Le Maroc à l’aube d’un nouvel équilibre du marché VO

Porté par plus de 700.000 transactions par an, le marché marocain du véhicule d’occasion entre dans une phase de structuration sans précédent. Digitalisation, fiscalité, encadrement des revendeurs et transparence des prix : l’ensemble de la filière se prépare à une mutation profonde. Entre volontarisme public et initiatives privées, le Royaume trace la voie d’un marché automobile plus formel et durable. Le pari n’est cependant pas gagné d’avance.
La NARSA a bien engagé une transformation majeure, avec le lancement de la plateforme mutationvehicule.ma. Le dispositif permet de dématérialiser les transferts de propriété, de vérifier les oppositions fiscales et judiciaires, et d’intégrer les données des contrôles techniques.
Pour son directeur général, Benacer Boulaajoul, la digitalisation n’est pas une simple réforme administrative : «L’objectif est d’instaurer une traçabilité complète du cycle de vie du véhicule, depuis son immatriculation jusqu’à sa revente.»
L’agence vise une interconnexion totale avec la Direction générale des impôts, la Trésorerie générale du Royaume, les assureurs et, à terme, les sociétés de financement. Mais la transition reste perfectible : lenteurs, rigidité des procédures et disparités régionales freinent encore les professionnels. Kaled Salim, DG de Globaloccaz, salue la réforme tout en réclamant «une phase d’ajustement rapide pour fluidifier les mutations».
Vers un statut reconnu du revendeur d’occasion
La structuration du marché suppose aussi la reconnaissance du revendeur d’occasion comme acteur économique à part entière. Près de 90% des transactions échappent encore au circuit formel, dominé par des intermédiaires sans statut légal.
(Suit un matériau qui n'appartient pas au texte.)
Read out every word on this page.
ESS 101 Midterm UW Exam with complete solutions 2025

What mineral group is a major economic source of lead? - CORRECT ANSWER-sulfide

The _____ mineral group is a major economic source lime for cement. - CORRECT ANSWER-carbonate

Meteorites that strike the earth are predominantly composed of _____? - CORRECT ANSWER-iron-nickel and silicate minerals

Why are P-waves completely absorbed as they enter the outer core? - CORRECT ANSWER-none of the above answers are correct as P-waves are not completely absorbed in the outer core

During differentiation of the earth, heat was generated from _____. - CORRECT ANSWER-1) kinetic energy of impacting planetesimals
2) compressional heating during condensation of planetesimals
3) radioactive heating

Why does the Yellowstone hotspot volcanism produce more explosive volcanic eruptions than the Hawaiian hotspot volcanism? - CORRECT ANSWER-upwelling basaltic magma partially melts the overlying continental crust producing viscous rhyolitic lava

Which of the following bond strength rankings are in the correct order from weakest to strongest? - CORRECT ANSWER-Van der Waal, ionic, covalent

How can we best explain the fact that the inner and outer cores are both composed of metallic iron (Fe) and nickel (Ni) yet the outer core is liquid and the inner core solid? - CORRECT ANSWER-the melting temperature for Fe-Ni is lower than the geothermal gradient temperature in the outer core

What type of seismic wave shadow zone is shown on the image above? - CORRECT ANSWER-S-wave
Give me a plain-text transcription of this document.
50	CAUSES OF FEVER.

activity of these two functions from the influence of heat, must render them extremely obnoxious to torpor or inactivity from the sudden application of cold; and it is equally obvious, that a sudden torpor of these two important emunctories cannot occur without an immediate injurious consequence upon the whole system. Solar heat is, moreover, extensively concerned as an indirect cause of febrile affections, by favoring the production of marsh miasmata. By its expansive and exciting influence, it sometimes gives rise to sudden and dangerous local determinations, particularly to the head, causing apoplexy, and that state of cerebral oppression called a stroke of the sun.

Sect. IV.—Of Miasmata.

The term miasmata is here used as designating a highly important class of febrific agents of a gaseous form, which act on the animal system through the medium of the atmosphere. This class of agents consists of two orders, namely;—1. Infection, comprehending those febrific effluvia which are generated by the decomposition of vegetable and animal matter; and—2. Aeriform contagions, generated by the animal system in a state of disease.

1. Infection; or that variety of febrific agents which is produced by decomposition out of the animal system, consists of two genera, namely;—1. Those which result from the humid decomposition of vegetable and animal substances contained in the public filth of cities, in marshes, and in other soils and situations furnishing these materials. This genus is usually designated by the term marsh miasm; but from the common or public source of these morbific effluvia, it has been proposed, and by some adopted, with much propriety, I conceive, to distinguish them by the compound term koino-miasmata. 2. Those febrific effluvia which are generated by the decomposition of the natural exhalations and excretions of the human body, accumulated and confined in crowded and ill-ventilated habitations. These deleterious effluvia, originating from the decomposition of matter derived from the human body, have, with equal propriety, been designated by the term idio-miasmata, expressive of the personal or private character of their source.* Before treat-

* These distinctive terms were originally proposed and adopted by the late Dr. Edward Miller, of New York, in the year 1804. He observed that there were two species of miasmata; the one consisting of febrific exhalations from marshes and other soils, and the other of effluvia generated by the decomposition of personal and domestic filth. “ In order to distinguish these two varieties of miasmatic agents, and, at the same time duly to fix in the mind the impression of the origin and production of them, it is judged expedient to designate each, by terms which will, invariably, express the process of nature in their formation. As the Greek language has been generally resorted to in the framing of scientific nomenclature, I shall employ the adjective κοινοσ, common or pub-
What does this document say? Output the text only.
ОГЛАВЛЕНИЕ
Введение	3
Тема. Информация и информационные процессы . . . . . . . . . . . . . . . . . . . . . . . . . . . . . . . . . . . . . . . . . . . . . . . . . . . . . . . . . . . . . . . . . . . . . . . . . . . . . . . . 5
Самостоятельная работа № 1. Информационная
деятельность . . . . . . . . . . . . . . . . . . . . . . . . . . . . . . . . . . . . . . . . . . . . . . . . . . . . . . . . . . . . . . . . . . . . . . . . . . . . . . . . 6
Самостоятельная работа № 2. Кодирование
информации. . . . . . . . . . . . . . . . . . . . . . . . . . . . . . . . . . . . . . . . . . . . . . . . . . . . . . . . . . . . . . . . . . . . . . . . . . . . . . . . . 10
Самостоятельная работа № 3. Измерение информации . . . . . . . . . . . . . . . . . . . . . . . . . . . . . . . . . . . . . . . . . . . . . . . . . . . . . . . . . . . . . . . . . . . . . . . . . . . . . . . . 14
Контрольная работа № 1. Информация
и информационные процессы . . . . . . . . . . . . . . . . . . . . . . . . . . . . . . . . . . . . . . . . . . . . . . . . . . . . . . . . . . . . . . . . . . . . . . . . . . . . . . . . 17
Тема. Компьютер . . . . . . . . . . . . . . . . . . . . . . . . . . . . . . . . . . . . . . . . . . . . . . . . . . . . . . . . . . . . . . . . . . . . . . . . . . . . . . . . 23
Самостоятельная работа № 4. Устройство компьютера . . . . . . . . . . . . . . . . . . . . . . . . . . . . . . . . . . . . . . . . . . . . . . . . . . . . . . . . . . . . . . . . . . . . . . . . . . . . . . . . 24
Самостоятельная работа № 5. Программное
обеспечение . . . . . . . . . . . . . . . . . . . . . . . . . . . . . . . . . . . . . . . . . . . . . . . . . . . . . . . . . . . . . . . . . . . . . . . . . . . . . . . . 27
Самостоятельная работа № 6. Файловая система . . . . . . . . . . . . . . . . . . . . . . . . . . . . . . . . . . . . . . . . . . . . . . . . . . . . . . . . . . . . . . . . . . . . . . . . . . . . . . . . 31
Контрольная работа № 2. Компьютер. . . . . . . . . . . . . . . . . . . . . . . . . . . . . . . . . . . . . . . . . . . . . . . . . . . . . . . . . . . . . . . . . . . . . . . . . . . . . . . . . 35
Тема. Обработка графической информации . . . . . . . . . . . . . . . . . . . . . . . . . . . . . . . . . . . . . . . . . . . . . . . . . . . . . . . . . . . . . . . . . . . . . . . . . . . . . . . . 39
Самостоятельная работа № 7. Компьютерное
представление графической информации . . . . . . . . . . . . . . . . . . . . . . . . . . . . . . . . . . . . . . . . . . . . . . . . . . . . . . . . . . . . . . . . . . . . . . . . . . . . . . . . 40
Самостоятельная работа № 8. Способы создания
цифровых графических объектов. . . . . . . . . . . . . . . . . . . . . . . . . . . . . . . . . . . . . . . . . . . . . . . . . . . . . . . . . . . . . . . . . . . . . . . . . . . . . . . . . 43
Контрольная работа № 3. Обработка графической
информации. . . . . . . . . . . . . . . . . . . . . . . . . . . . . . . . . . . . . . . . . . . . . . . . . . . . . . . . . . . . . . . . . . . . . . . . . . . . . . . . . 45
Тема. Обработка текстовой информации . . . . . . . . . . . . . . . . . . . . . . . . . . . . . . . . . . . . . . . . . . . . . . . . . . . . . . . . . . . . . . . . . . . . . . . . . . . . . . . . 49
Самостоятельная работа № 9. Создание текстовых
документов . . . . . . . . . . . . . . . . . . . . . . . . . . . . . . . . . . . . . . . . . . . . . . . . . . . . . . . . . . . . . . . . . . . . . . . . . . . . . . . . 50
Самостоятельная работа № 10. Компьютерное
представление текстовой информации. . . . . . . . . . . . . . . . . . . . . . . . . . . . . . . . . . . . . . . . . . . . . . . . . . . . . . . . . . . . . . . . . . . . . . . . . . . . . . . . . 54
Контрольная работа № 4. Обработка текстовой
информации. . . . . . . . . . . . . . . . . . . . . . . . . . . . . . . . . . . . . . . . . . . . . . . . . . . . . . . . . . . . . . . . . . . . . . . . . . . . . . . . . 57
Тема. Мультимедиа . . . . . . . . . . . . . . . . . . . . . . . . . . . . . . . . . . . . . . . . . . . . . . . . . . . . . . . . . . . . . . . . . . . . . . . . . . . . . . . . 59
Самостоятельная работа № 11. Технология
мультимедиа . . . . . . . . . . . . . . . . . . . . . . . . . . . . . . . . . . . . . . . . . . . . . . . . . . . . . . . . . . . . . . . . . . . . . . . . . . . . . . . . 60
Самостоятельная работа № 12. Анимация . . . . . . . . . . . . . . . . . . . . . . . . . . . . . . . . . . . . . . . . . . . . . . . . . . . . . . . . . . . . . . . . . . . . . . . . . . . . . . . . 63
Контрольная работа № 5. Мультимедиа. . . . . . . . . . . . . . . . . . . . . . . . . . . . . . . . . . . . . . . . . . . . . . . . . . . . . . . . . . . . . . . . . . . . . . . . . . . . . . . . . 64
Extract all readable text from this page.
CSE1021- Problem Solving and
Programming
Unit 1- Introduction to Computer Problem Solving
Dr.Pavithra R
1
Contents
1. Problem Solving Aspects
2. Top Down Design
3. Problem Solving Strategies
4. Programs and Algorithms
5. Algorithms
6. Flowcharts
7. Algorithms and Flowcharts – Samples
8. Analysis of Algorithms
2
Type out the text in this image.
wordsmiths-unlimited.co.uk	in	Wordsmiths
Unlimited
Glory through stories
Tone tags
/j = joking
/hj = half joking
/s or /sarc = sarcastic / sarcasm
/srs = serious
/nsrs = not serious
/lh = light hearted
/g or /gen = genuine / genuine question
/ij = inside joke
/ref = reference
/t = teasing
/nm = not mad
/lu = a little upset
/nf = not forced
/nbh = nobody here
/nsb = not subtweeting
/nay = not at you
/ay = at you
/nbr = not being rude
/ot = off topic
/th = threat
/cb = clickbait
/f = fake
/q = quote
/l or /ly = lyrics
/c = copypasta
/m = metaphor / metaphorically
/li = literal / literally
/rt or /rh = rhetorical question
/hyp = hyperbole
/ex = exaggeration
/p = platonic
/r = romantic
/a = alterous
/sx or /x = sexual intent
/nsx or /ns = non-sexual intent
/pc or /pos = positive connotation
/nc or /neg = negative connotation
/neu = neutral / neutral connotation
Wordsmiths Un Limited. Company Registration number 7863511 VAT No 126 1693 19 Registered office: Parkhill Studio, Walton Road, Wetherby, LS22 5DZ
Pour Abdelouahab Ennaciri, président de l’AIVAM, il est temps d’encadrer la profession : «Le revendeur doit être soumis à des obligations, mais aussi bénéficier de droits.» Chez Kia Occasion, Rhita Chahir plaide pour une intégration progressive : «Il faut attirer l’informel par l’incitation, non par la sanction.» Cédric Veau, DG de Bamotors propose, pour sa part, la création d’un registre national des revendeurs, à l’image des modèles européens pour assainir la concurrence et sécuriser les transactions.
Le besoin d’une cote nationale
Depuis la disparition de l’Argus Maroc, le marché évolue sans référentiel clair. Les écarts de prix peuvent atteindre 20% d’une ville à l’autre. Pour El Mahdi Moukni, directeur de Toyota Occasions, «un marché mature ne peut pas fonctionner sans un référentiel commun». Une cote nationale publique, adossée aux données de la NARSA (kilométrage, âge, historique), permettrait d’établir des prix objectifs et de soutenir les financements automobiles. Selon Abdelouahab Ennaciri, la transparence tarifaire est une condition essentielle à la bancarisation du marché et à la confiance des particuliers.
Le déflottage : un moteur de régénération
Le déflottage des véhicules de leasing et de location s’annonce comme un tournant pour le marché de la seconde main. Selon Adil Bennani, DG d’Auto Nejma, cette arrivée massive de voitures récentes et bien entretenues va «stabiliser les prix et améliorer la qualité moyenne du parc roulant». Ce phénomène apportera de la visibilité aux réseaux labellisés et réduira l’emprise des circuits informels. Il contribuera aussi à renforcer la confiance des acheteurs grâce à des véhicules mieux traçables.
L’informel, talon d’Achille du secteur
Malgré ces avancées, l’informel demeure dominant. Pour Thibault Paland, DG de Renault Commerce Maroc, il concentre «l’essentiel des distorsions du marché». Tant que la majorité des transactions échappent au contrôle, l’objectif de transparence reste hors de portée.
Ziyad Kalam, directeur de Spoticar, estime toutefois que la solution passe par la valeur ajoutée, non par la répression : «Ce que nous vendons, c’est la tranquillité : garantie, révision, certification. La confiance du consommateur se reconstruit dans la durée.» Les réseaux organisés incarnent cette montée en professionnalisation, posant les bases d’un marché plus structuré et compétitif.
Une convergence public-privé en marche
Les lignes bougent. La NARSA accélère la digitalisation, l’AIVAM défend un cadre légal cohérent et les distributeurs investissent dans la professionnalisation de la filière. Une même conviction s’impose : la confiance est la clé de voûte du marché sauf qu’elle ne se décrète pas mais se construit, selon Boulaajoul. Si cette synergie se confirme, le Maroc pourrait devenir, à horizon trois à cinq ans, une référence en matière de structuration du marché automobile.